As evidenced by the fact that I haven't written anything in a few weeks, there is really nothing new and exciting going on. Perhaps, though, the fact that there is no news is news itself: faced with the lack of anything better to write about, I've decided to play the critic and give my two cents on a TV ad. Now, this is obviously not a new concept. Scores of bloggers write about advertisements, probably because they are so ubiquitous. And today I'm going to be one of them. Besides, anyone who watches as much TV as I do (and hopefully there are but a few) is bound to see some ads that just beg to be analyzed.

Mucinex's Mucus Family Reunion

Reader, meet Mr. Mucus.
Spokesblob for the expectorant Mucinex, Mr. Mucus and his mucus-y friends and family have been trying to hole up in the lungs of print and television advertisement actors for many a year now. Unfortunately for them, Mucinex has always been there to kick them out. Curses; foiled again. Anyway, most people's complaints about Mr. Mucus revolve around him being disgusting, which, as a giant glob of bronchial mucus, he is. I've never been too bothered by his inherent grossness; hey, if Mucinex wants to take the gross-out angle to sell their product, who am I to say they shouldn't? It was only when I saw their most recent TV ad that I became as sincerely disturbed with the campaign as most people have been from the beginning.

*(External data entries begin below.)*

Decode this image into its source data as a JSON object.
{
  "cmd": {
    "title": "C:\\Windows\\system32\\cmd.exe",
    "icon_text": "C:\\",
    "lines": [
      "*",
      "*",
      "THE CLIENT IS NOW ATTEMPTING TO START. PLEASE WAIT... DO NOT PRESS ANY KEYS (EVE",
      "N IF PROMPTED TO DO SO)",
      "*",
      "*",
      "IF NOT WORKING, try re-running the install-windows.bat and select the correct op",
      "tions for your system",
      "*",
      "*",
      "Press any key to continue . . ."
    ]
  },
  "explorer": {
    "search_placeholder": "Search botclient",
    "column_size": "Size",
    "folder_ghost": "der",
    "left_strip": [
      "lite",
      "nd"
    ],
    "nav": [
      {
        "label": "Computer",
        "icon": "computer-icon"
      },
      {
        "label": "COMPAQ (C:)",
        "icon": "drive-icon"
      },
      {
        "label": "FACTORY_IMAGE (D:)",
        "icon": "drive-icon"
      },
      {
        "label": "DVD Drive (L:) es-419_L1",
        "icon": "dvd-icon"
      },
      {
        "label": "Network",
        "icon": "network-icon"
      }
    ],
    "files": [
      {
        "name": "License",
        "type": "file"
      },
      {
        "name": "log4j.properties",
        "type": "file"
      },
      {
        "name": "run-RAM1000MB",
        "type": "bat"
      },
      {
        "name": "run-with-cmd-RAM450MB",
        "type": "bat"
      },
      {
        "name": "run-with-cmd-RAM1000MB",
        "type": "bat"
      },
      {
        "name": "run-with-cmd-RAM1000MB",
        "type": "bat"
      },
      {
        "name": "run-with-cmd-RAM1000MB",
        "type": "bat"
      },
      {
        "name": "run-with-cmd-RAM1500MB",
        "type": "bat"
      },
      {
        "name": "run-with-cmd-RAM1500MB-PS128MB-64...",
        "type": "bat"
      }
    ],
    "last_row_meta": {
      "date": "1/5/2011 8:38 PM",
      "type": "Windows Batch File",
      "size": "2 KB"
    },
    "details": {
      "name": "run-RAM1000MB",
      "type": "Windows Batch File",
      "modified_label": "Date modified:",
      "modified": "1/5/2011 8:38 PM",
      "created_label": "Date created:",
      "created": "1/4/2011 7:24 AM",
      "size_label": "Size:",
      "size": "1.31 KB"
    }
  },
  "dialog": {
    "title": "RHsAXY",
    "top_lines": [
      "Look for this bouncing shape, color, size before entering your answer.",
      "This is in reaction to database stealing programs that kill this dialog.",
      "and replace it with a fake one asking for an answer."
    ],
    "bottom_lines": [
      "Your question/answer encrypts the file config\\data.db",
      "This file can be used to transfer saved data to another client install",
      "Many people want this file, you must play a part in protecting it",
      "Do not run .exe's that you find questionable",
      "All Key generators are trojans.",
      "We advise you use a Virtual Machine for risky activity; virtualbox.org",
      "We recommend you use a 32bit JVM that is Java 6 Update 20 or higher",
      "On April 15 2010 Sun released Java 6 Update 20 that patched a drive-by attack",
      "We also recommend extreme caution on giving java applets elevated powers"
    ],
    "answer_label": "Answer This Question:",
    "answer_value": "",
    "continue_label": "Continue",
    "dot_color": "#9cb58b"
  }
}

Now, this ad is so new that I've only seen it once, and, scour the internet though I did (and believe me, I did), I could not find a clip of it anywhere. So I will have to use the power of words to describe it here (a real-world application for my B.A. in English!):

We begin in the lungs of the unfortunate host. Mr. and Mrs. Mucus are inviting their mucus-blob relatives into their new home. "Aunt Harriet! Uncle Dick!" Mr. Mucus gushes, "It's a mucus family reunion!" Fine. The woman obviously has some sort of infection, and she's literally coughing up a lung trying to get rid of the mucus infestation. Then she takes Mucinex, at which point Mr. Mucus and his entire family are "evicted."

This is where it starts to get weird. After she's disease free, we see Ms. Previously-Infected-Commercial-Lady open the door to her own house. "Aunt Harriet! Uncle Dick!" she exclaims, as she ushers in some relatives of the human variety.

Here's the problem: The respective relatives of Mr. Mucus and his human hostess have the same names! What in the world is going on here? Are the mucuses anthropomorphisms of the humans? Deep down, are we all just really giant blobs of mucus? Or is there a parallel universe in which everything and everyone exists just as it does here, only instead of humans, they're mucus?

That should give you a little something to think about.